После многочисленных поездок в Гаити, Ливан, Альмерию и Уэльву, журналистка Лусия-Асуэ Мбомьо Рубио (Мадрид, 43 года) решила изобразить жизнь людей, живущих или работающих под морем пластика. Так, из ее бесед с женщинами, живущими в лачугах, построенных из пластика и палок, или работающих в удушающих условиях в теплицах на юге Испании, рождается «Земля света» (Ediciones B), художественный роман, который, с элементами магического реализма и таинственными исчезновениями на заднем плане, рассказывает о повседневной жизни тысяч трудящихся мигрантов. «Книга называется так потому, что в местах света тени очень глубоки», — объясняет журналистка.
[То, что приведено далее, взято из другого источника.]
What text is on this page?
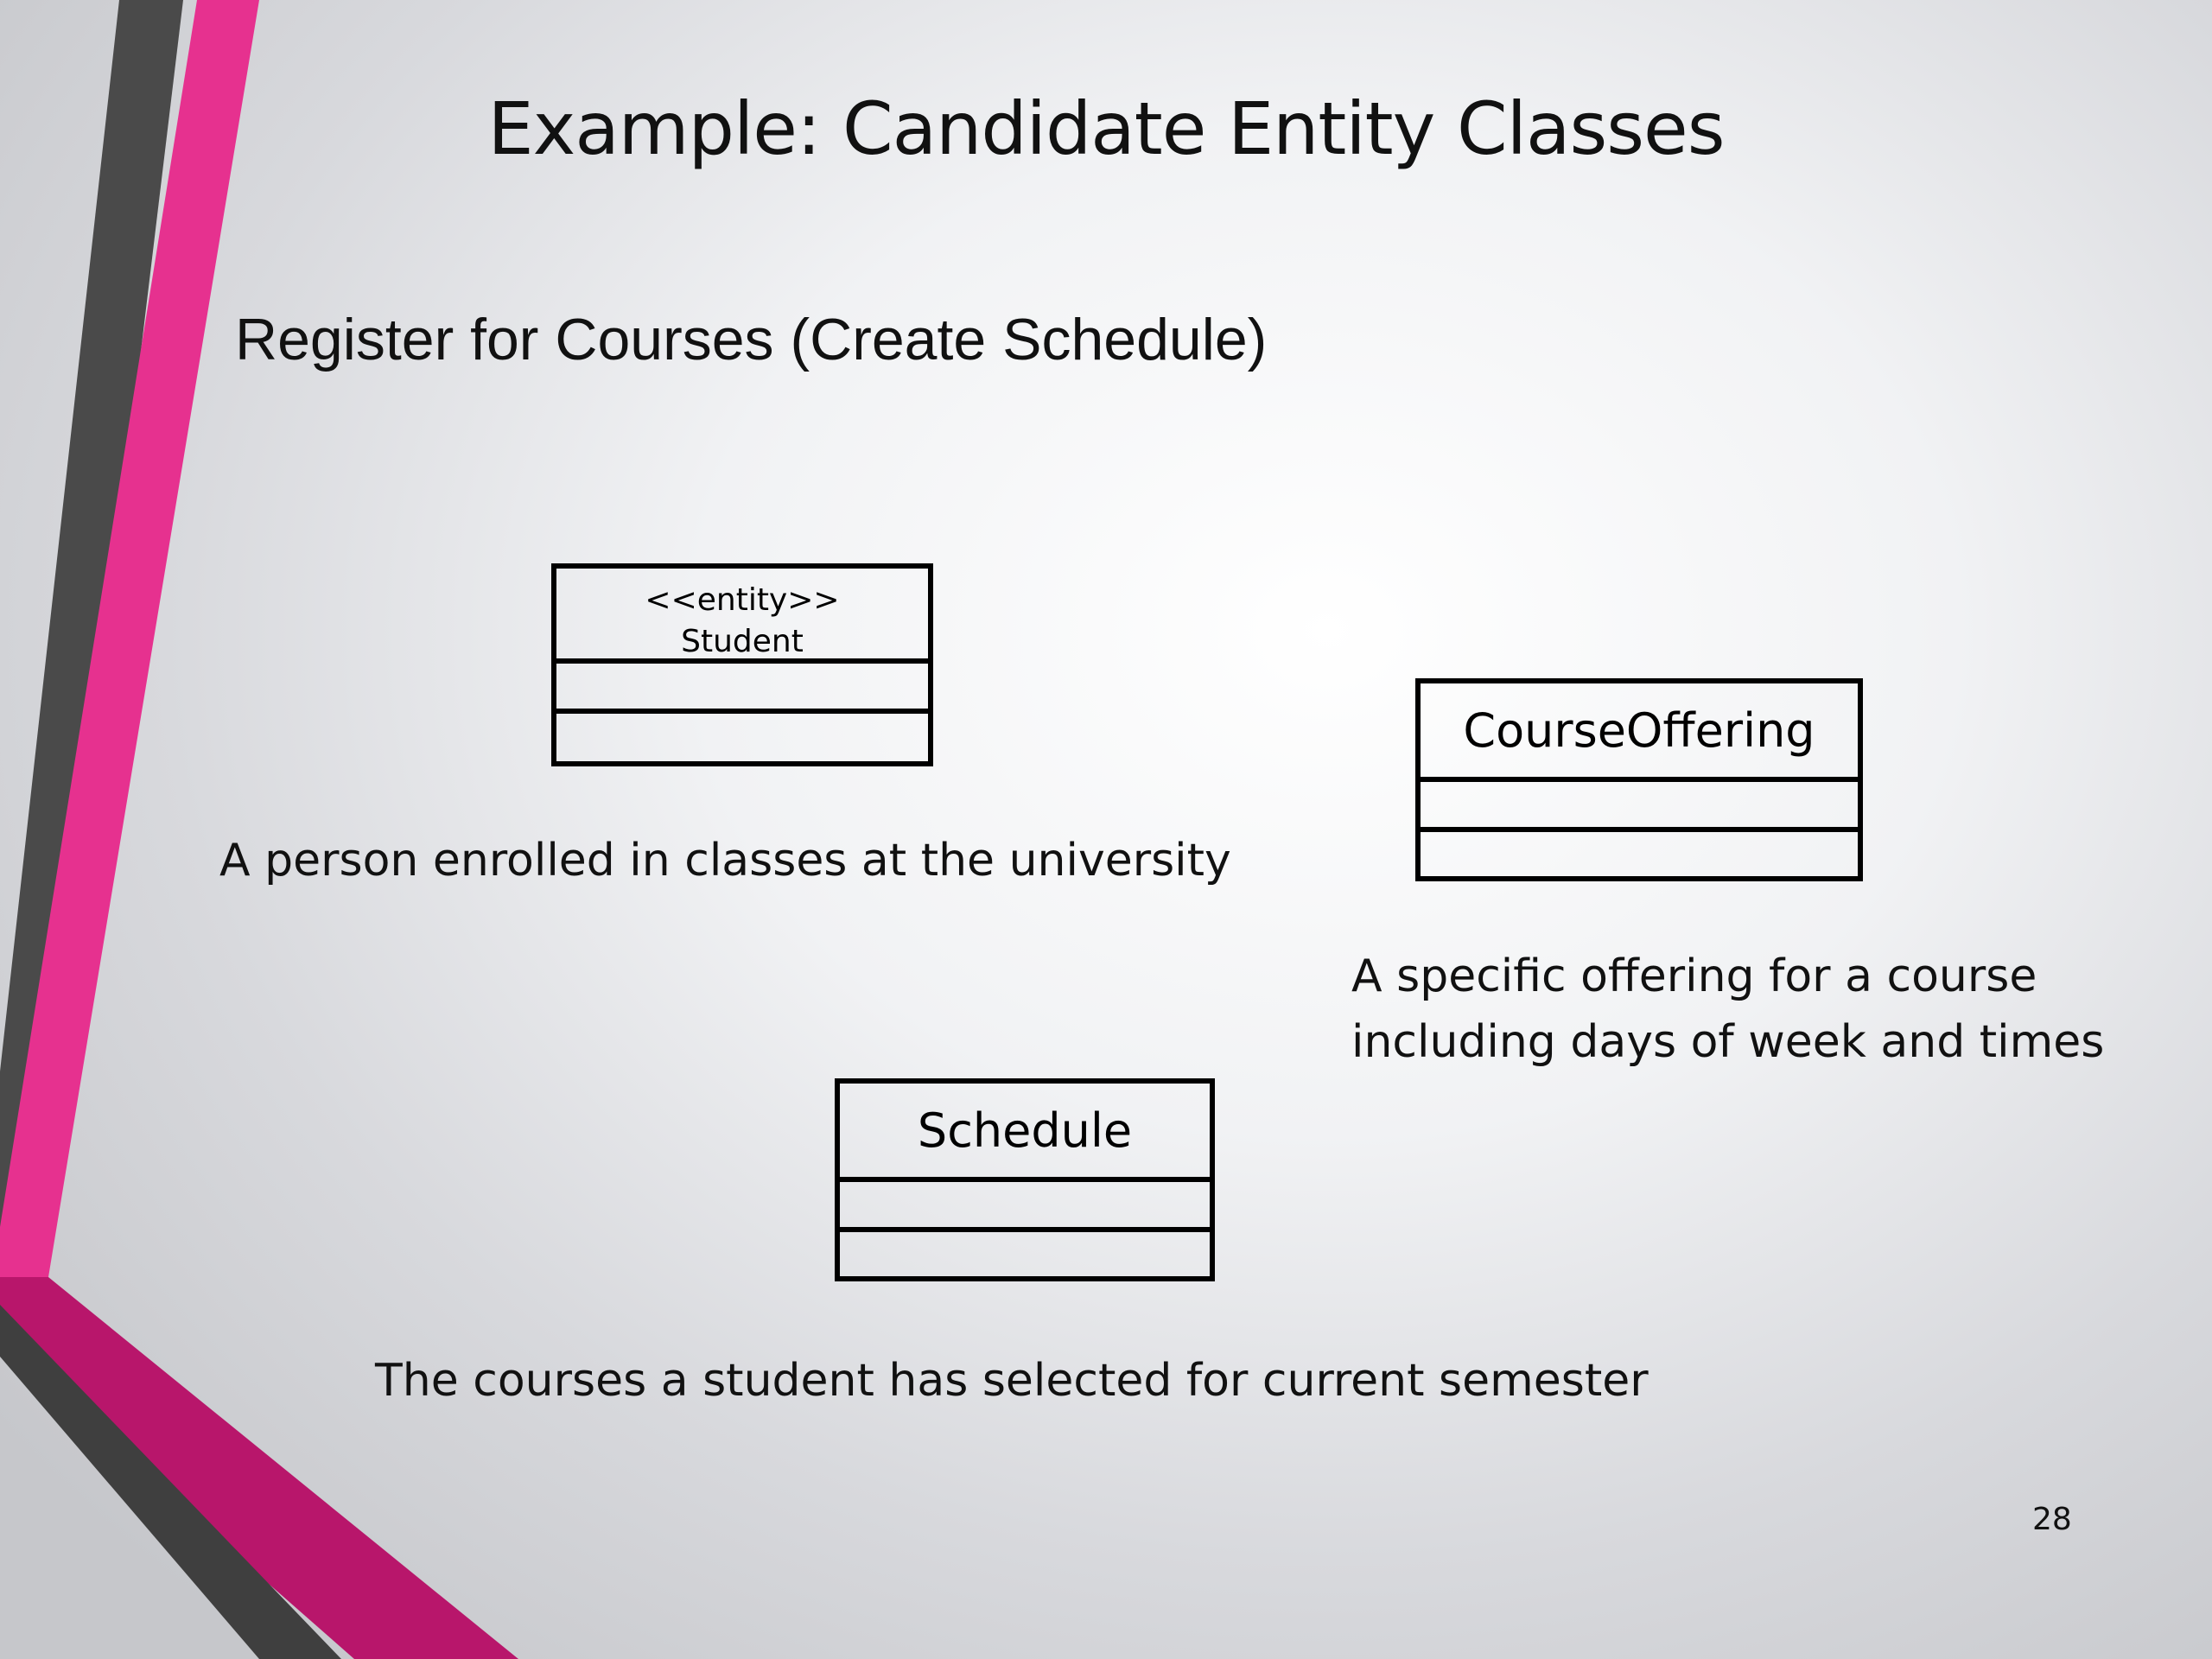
Example: Candidate Entity Classes
Register for Courses (Create Schedule)
<<entity>>
Student
A person enrolled in classes at the university
CourseOffering
A specific offering for a course
including days of week and times
Schedule
The courses a student has selected for current semester
28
Эти тени иллюстрируются эксплуатацией и злоупотреблениями, которым подвергаются ее героини, три женщины, которые плетут союзы, чтобы противостоять им.

Вопрос: Нголо, одна из главных героинь, из Экваториальной Гвинеи, прилетает в Испанию на самолете, чтобы учиться, и оказывается в нелегальном положении после окончания учебы. Почему вы хотели рассказать эту историю?
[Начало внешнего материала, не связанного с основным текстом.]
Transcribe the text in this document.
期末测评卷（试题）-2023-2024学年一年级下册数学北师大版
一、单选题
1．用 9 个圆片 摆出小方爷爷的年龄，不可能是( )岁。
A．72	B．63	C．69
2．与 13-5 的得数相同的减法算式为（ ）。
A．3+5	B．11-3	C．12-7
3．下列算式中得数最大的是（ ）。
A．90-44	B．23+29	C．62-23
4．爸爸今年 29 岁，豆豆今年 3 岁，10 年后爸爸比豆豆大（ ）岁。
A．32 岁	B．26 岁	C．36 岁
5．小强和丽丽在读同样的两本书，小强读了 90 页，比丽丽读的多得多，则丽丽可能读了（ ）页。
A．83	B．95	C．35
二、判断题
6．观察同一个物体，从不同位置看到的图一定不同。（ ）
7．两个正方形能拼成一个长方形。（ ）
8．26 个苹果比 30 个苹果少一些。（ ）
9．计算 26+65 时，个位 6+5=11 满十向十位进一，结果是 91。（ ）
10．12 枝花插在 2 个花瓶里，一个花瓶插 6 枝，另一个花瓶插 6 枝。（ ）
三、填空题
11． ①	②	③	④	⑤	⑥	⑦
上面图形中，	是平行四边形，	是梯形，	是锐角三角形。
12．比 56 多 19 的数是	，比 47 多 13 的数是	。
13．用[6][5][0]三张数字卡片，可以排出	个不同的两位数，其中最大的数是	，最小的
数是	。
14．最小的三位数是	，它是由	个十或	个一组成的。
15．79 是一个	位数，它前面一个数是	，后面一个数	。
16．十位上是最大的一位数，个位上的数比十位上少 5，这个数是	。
Ответ: У меня была потребность развенчать монолитную идею, которая существует в отношении иммиграции, не только в отношении способа прибытия, но и в отношении мечтаний, причин, различных маршрутов, а также ожиданий и миграционных реалий, уже находясь здесь. Мне также показалось интересным развенчать эту идею, которая сейчас очень распространена, о том, что «они приезжают и получают все», хотя часто все наоборот, и объяснить, насколько ужасно зависеть от документа. Рассказать, что даже если ты приехал учиться, дела могут пойти плохо. Как вдруг поиск работы становится не только экономическим, но и жизненно важным императивом. Не только из-за денег, но и из-за возможности продолжать считаться человеком с точки зрения прав.

В: Страх и ностальгия — это два дополнительных персонажа.
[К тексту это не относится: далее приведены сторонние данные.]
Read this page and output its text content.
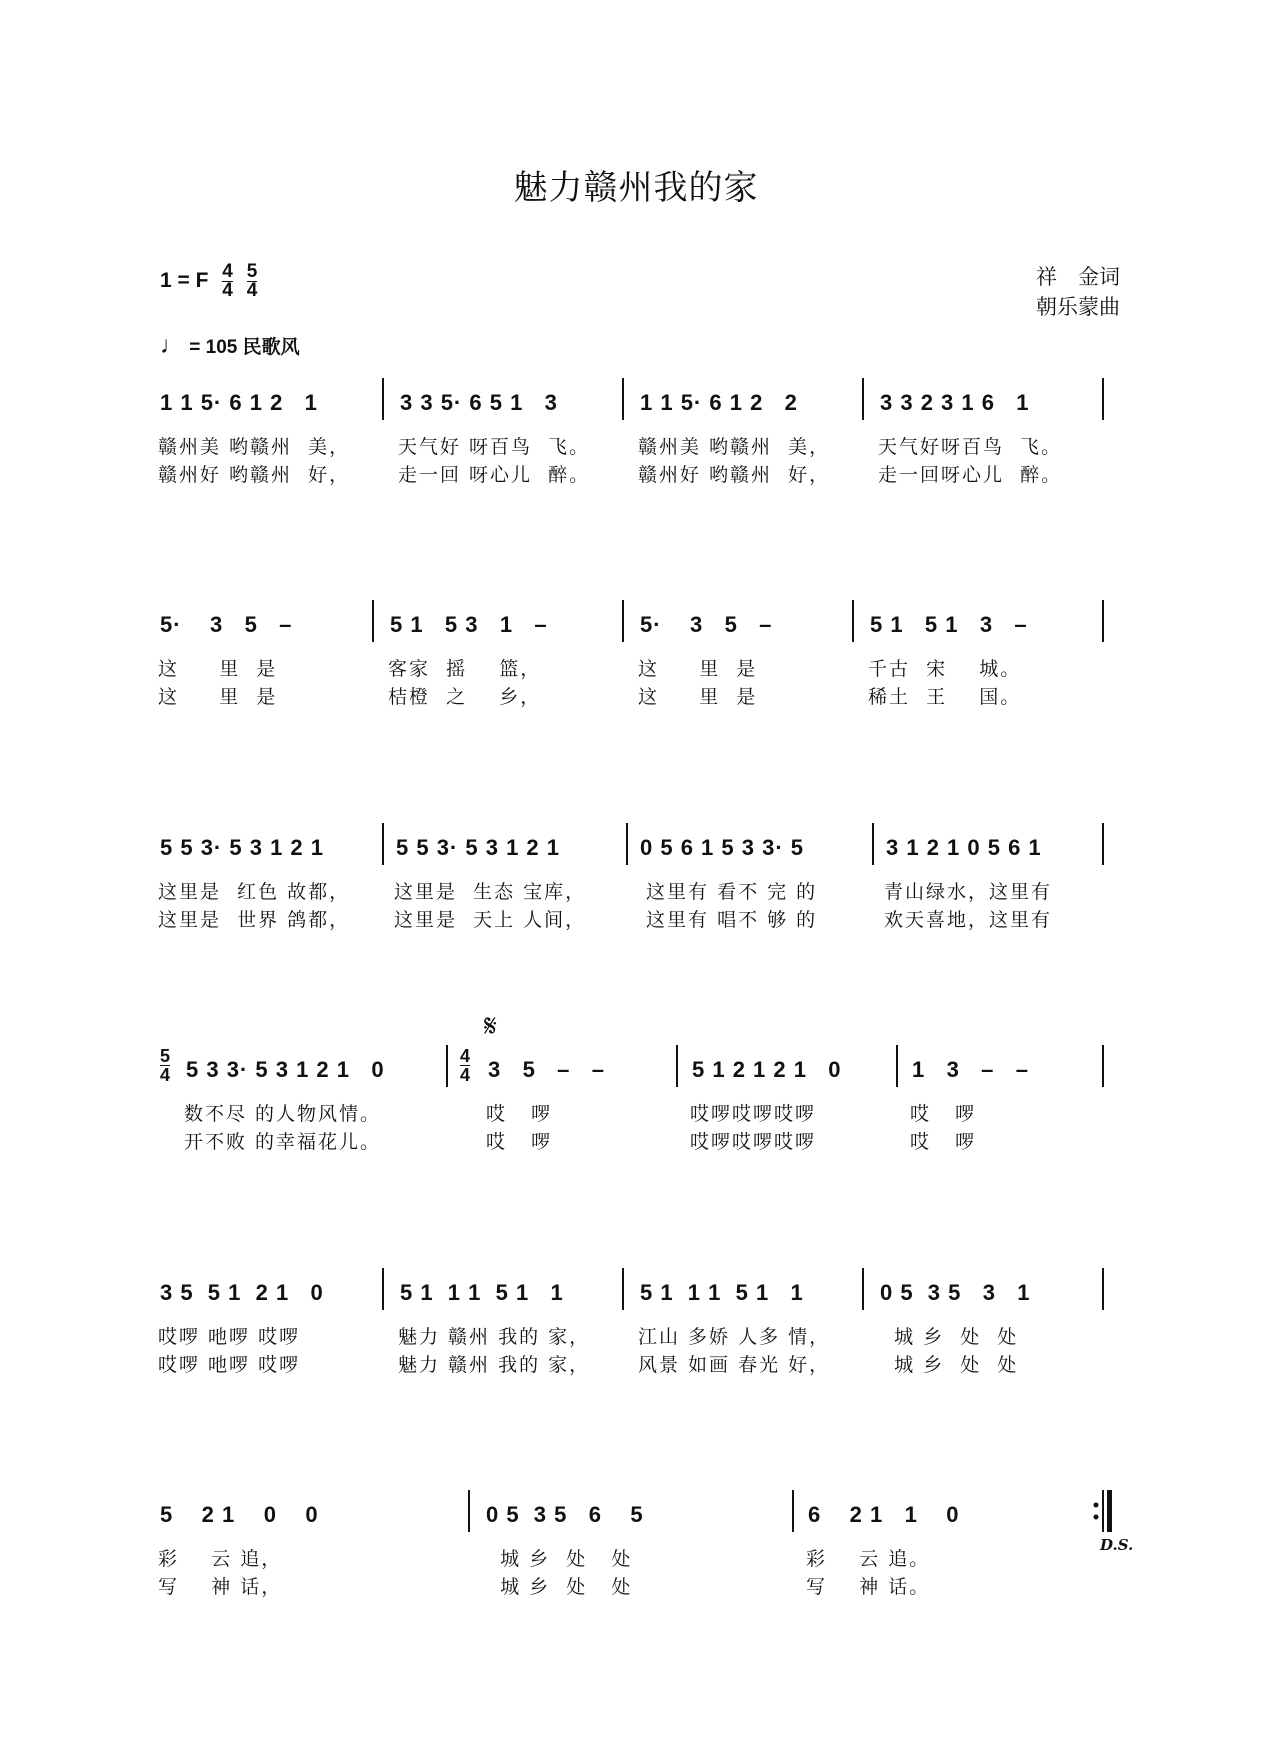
魅力赣州我的家
1 = F $\frac{4}{4}$
$\frac{5}{4}$	祥　金词
朝乐蒙曲
♩ = 105 民歌风
1 1 5· 6 1 2   1
赣州美 哟赣州  美，
赣州好 哟赣州  好，
3 3 5· 6 5 1   3
天气好 呀百鸟  飞。
走一回 呀心儿  醉。
1 1 5· 6 1 2   2
赣州美 哟赣州  美，
赣州好 哟赣州  好，
3 3 2 3 1 6   1
天气好呀百鸟  飞。
走一回呀心儿  醉。
5·    3   5   –
这     里  是
这     里  是
5 1   5 3   1   –
客家  摇    篮，
桔橙  之    乡，
5·    3   5   –
这     里  是
这     里  是
5 1   5 1   3   –
千古  宋    城。
稀土  王    国。
5 5 3· 5 3 1 2 1
这里是  红色 故都，
这里是  世界 鸽都，
5 5 3· 5 3 1 2 1
这里是  生态 宝库，
这里是  天上 人间，
0 5 6 1 5 3 3· 5
这里有 看不 完 的
这里有 唱不 够 的
3 1 2 1 0 5 6 1
青山绿水，这里有
欢天喜地，这里有
5 3 3· 5 3 1 2 1   0
数不尽 的人物风情。
开不败 的幸福花儿。
3   5   –   –
哎   啰
哎   啰
5 1 2 1 2 1   0
哎啰哎啰哎啰
哎啰哎啰哎啰
1   3   –   –
哎   啰
哎   啰
$\frac{5}{4}$	$\frac{4}{4}$
𝄋
3 5  5 1  2 1   0
哎啰 吔啰 哎啰
哎啰 吔啰 哎啰
5 1  1 1  5 1   1
魅力 赣州 我的 家，
魅力 赣州 我的 家，
5 1  1 1  5 1   1
江山 多娇 人多 情，
风景 如画 春光 好，
0 5  3 5   3   1
城 乡  处  处
城 乡  处  处
5    2 1    0    0
彩    云 追，
写    神 话，
0 5  3 5   6    5
城 乡  处   处
城 乡  处   处
6    2 1   1    0
彩    云 追。
写    神 话。
D.S.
О: Я хотела, чтобы люди понимали, какой вес они имеют в повседневной жизни людей, потому что это больше, чем просто чувства, они определяют их жизнь. Вдруг ты все время боишься. Боишься занимать общественные места, что тебя поймают, что тебя выследят. Что ты можешь оказаться в CIE [центре содержания иностранцев], который является тюрьмой для людей, не совершивших преступлений. И потом ностальгия, которая сопровождает тебя как мигранта всю жизнь. Только представьте, ностальгия настолько велика, что ее наследуют даже дети мигрантов. Мы несем ностальгию наших родителей как своего рода постоянную меланхолию по тому, что могло бы быть и чего не было.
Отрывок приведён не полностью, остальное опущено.